I am once again borrowing from Meredith, but this time from the Compensation Standards blog. She writes about a study on the effectiveness of ESG metrics in executive compensation. Turns out they are very effective … for executives.
“In ‘ESG Overperformance? Assessing the Use of ESG Targets in Executive Compensation Plans,’ Adam Badawi (UC Berkeley) and Robert Bartlett (Stanford Law School) audited S&P 500 companies’ 2023 proxy statements to assess the use of ESG metrics and, most importantly, [executives’] performance against those metrics. Here’s what they found (from their HLS blog summary):
Financial targets are nearly always hard targets that are tied to measures such as revenue and profitability. In general, they appear to be set at levels that are not easy to hit, which would explain why executives missed all of their financial targets 22% of the time in our sample.
ESG targets, it appears, get set in a different way. We find that, of the 247 firms that disclose an ESG performance incentive, only 6 of them reported missing every target. That is, 98 percent of them met at least one ESG target. Similarly, we find that 44% of firms met or exceeded all of their financial targets while 76% of firms met or exceeded all of their ESG targets.
They then tried to analyze what’s causing this. Are executives just ‘knocking it out of the park’ when it comes to ESG improvement?

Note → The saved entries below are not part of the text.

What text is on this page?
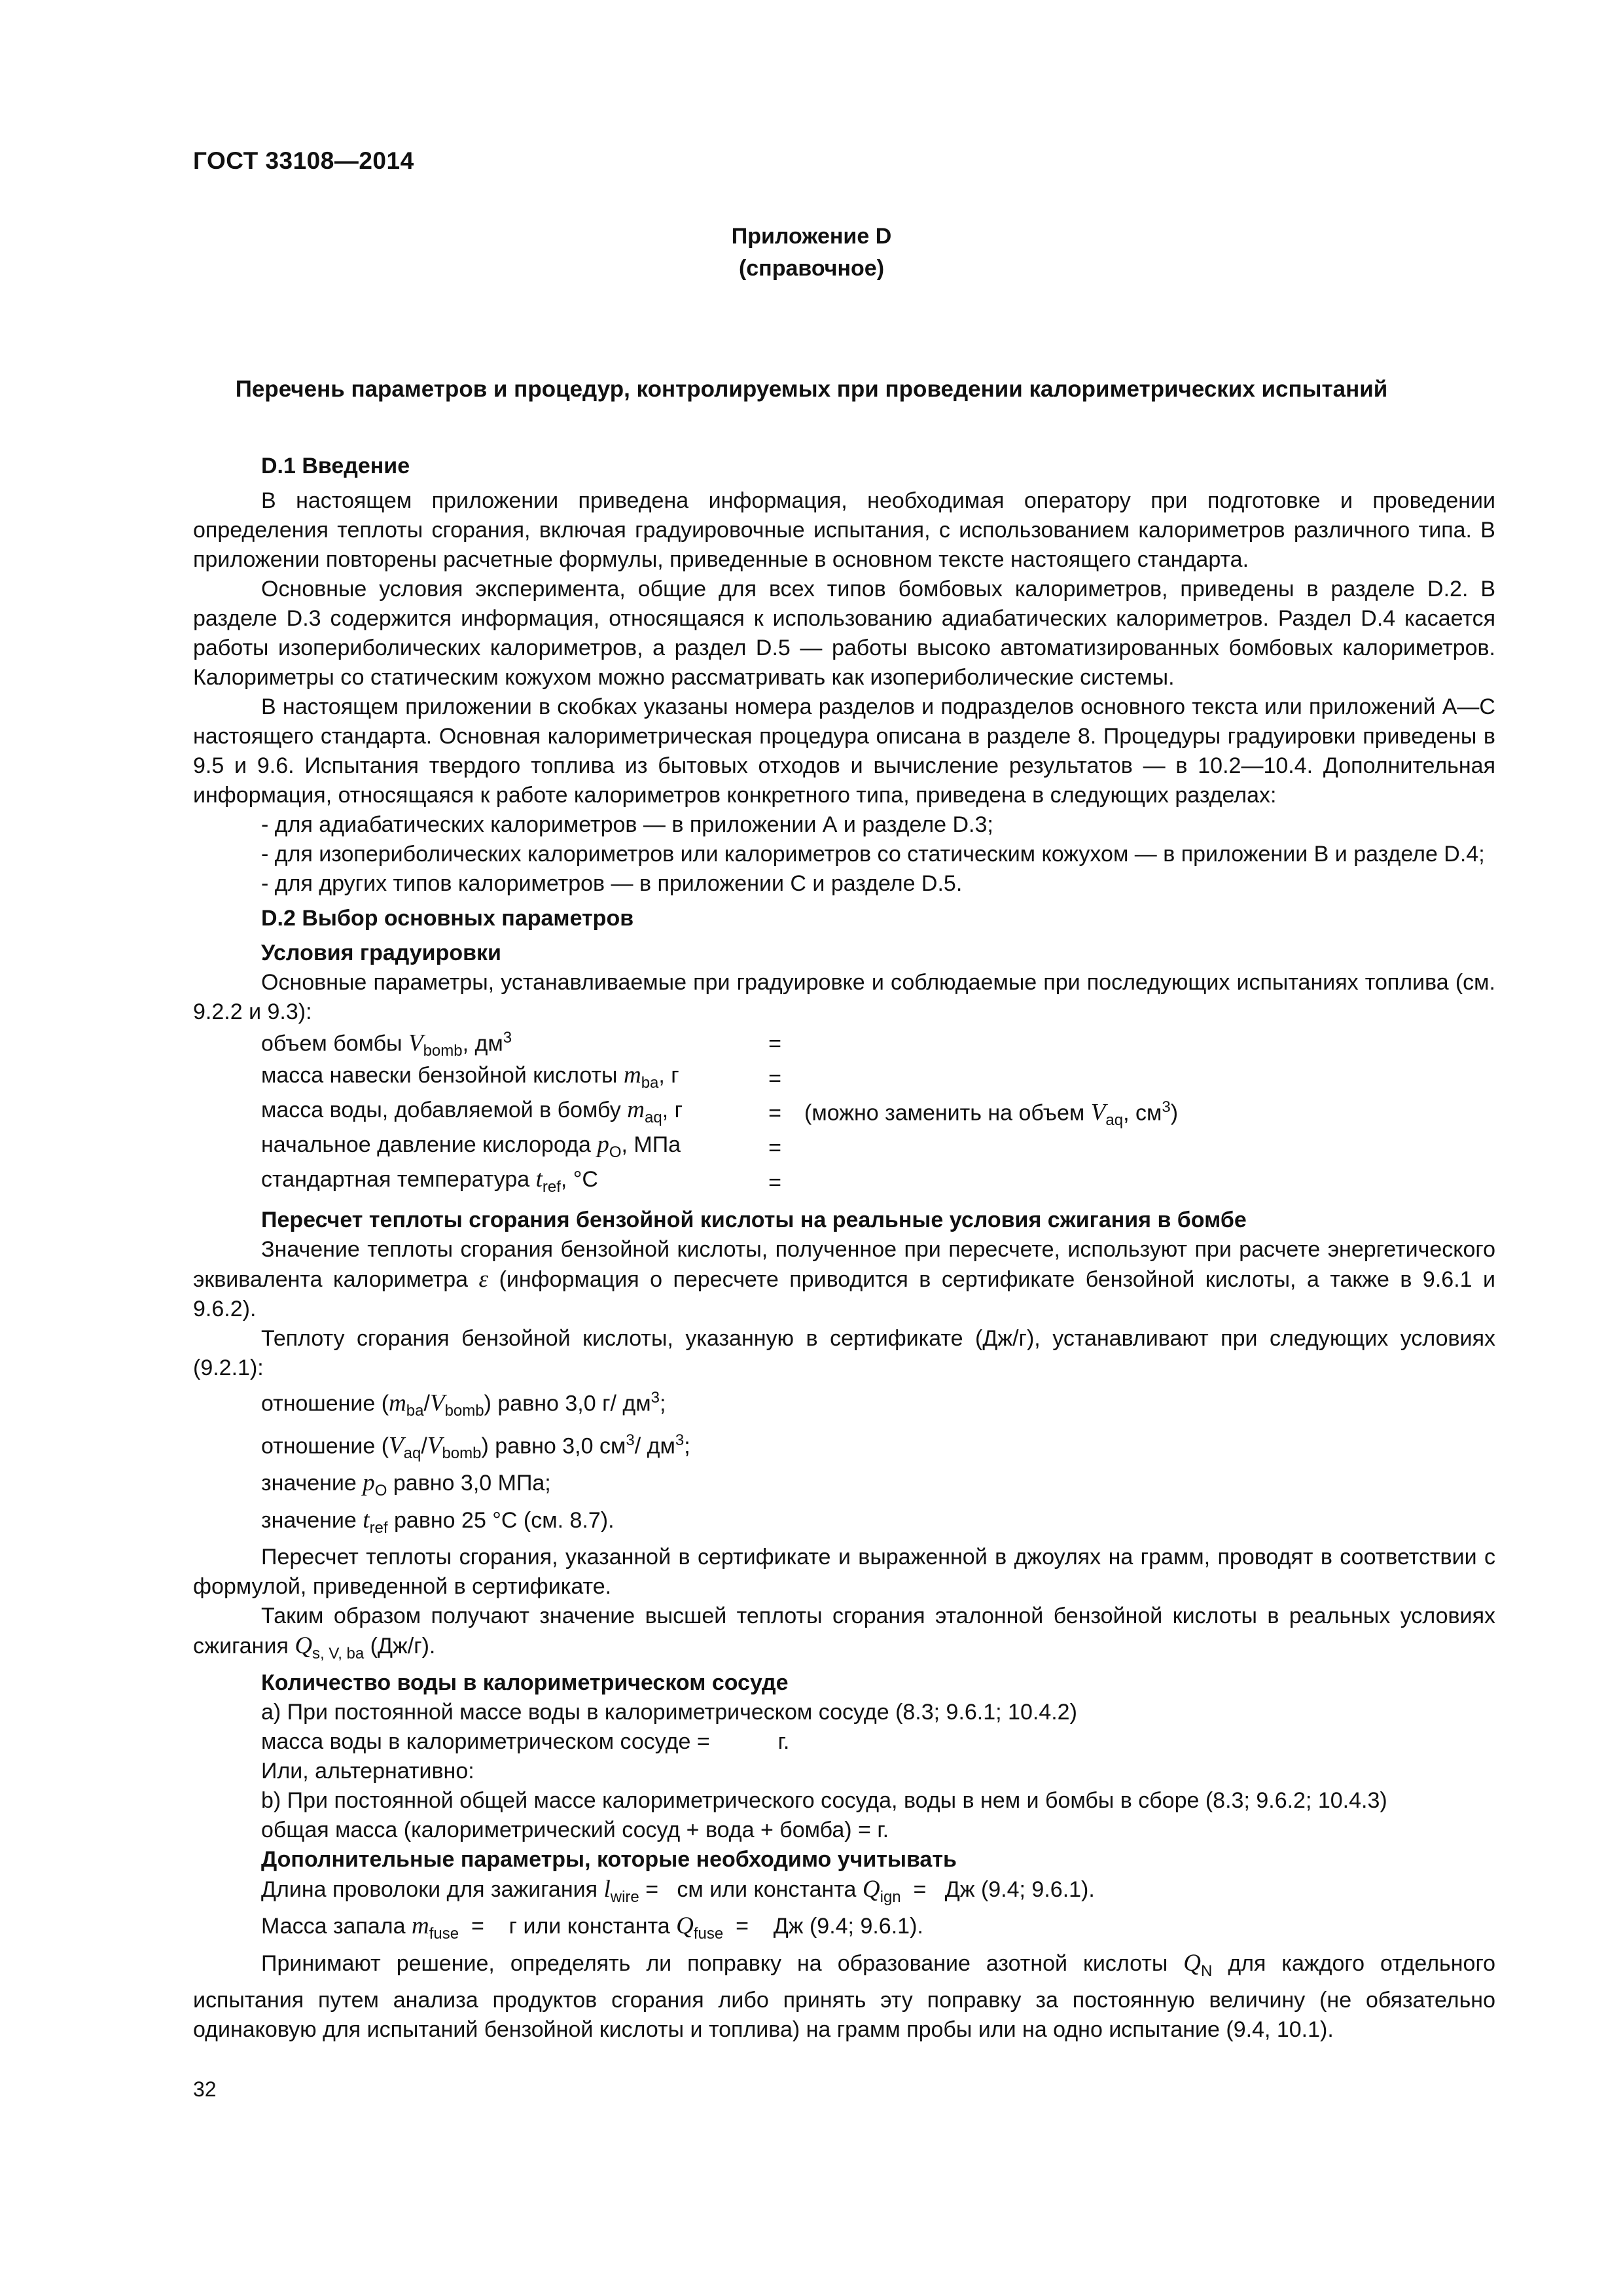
ГОСТ 33108—2014
Приложение D
(справочное)
Перечень параметров и процедур, контролируемых при проведении калориметрических испытаний

D.1 Введение

В настоящем приложении приведена информация, необходимая оператору при подготовке и проведении определения теплоты сгорания, включая градуировочные испытания, с использованием калориметров различного типа. В приложении повторены расчетные формулы, приведенные в основном тексте настоящего стандарта.

Основные условия эксперимента, общие для всех типов бомбовых калориметров, приведены в разделе D.2. В разделе D.3 содержится информация, относящаяся к использованию адиабатических калориметров. Раздел D.4 касается работы изопериболических калориметров, а раздел D.5 — работы высоко автоматизированных бомбовых калориметров. Калориметры со статическим кожухом можно рассматривать как изопериболические системы.

В настоящем приложении в скобках указаны номера разделов и подразделов основного текста или приложений А—С настоящего стандарта. Основная калориметрическая процедура описана в разделе 8. Процедуры градуировки приведены в 9.5 и 9.6. Испытания твердого топлива из бытовых отходов и вычисление результатов — в 10.2—10.4. Дополнительная информация, относящаяся к работе калориметров конкретного типа, приведена в следующих разделах:

- для адиабатических калориметров — в приложении А и разделе D.3;

- для изопериболических калориметров или калориметров со статическим кожухом — в приложении В и разделе D.4;

- для других типов калориметров — в приложении С и разделе D.5.

D.2 Выбор основных параметров

Условия градуировки

Основные параметры, устанавливаемые при градуировке и соблюдаемые при последующих испытаниях топлива (см. 9.2.2 и 9.3):

объем бомбы $V_{bomb}$, $дм^3$	=
масса навески бензойной кислоты $m_{ba}$, г	=
масса воды, добавляемой в бомбу $m_{aq}$, г	=	(можно заменить на объем $V_{aq}$, $см^3$)
начальное давление кислорода $p_O$, МПа	=
стандартная температура $t_{ref}$, °C	=

Пересчет теплоты сгорания бензойной кислоты на реальные условия сжигания в бомбе

Значение теплоты сгорания бензойной кислоты, полученное при пересчете, используют при расчете энергетического эквивалента калориметра ε (информация о пересчете приводится в сертификате бензойной кислоты, а также в 9.6.1 и 9.6.2).

Теплоту сгорания бензойной кислоты, указанную в сертификате (Дж/г), устанавливают при следующих условиях (9.2.1):

отношение $(m_{ba}/V_{bomb})$ равно 3,0 г/ $дм^3$;

отношение $(V_{aq}/V_{bomb})$ равно 3,0 $см^3/$ $дм^3$;

значение $p_O$ равно 3,0 МПа;

значение $t_{ref}$ равно 25 °C (см. 8.7).

Пересчет теплоты сгорания, указанной в сертификате и выраженной в джоулях на грамм, проводят в соответствии с формулой, приведенной в сертификате.

Таким образом получают значение высшей теплоты сгорания эталонной бензойной кислоты в реальных условиях сжигания $Q_{s, V, ba}$ (Дж/г).

Количество воды в калориметрическом сосуде

а) При постоянной массе воды в калориметрическом сосуде (8.3; 9.6.1; 10.4.2)

масса воды в калориметрическом сосуде =           г.

Или, альтернативно:

b) При постоянной общей массе калориметрического сосуда, воды в нем и бомбы в сборе (8.3; 9.6.2; 10.4.3)

общая масса (калориметрический сосуд + вода + бомба) = г.

Дополнительные параметры, которые необходимо учитывать

Длина проволоки для зажигания $l_{wire}$ =   см или константа $Q_{ign}$  =   Дж (9.4; 9.6.1).

Масса запала $m_{fuse}$  =    г или константа $Q_{fuse}$  =    Дж (9.4; 9.6.1).

Принимают решение, определять ли поправку на образование азотной кислоты $Q_N$ для каждого отдельного испытания путем анализа продуктов сгорания либо принять эту поправку за постоянную величину (не обязательно одинаковую для испытаний бензойной кислоты и топлива) на грамм пробы или на одно испытание (9.4, 10.1).

32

It’s hard to say for sure, but that seems unlikely… [ESG goals] ‘may be set at levels that are low to allow executives to reap their rewards even if ESG performance is not particularly strong.'”
Meredith showed me a few of these targets as laid out in proxy statements. They are typically programmatic (e.g., formally establishing internal programs or future environmental goals) rather than “technical” reflecting specific operating/environmental metrics for the fiscal year (e.g., 10% reduction in Scope 1 GHG emissions or water use reduction of 20%). Certainly there are companies who do set stretch ESG goals for themselves, but those are not the norm in my experience.
Over on LinkedIn, our friend Nawar Alsaadi also looked at the study and pointed out that
“when ESG targets are tied to obligatory reporting obligations such as those required by the EPA, OSHA or EEO-1, they are missed at a much higher rate.”
Missing goals based on regulatory mandates is not surprising because external factors impact a company’s ability to meet compliance and executives underestimate difficulties in maintaining compliance.
Tying executive compensation was once considered a meaningful way of pushing corporate ESG/sustainability performance ahead. Sadly, it is for the most part only another system to game.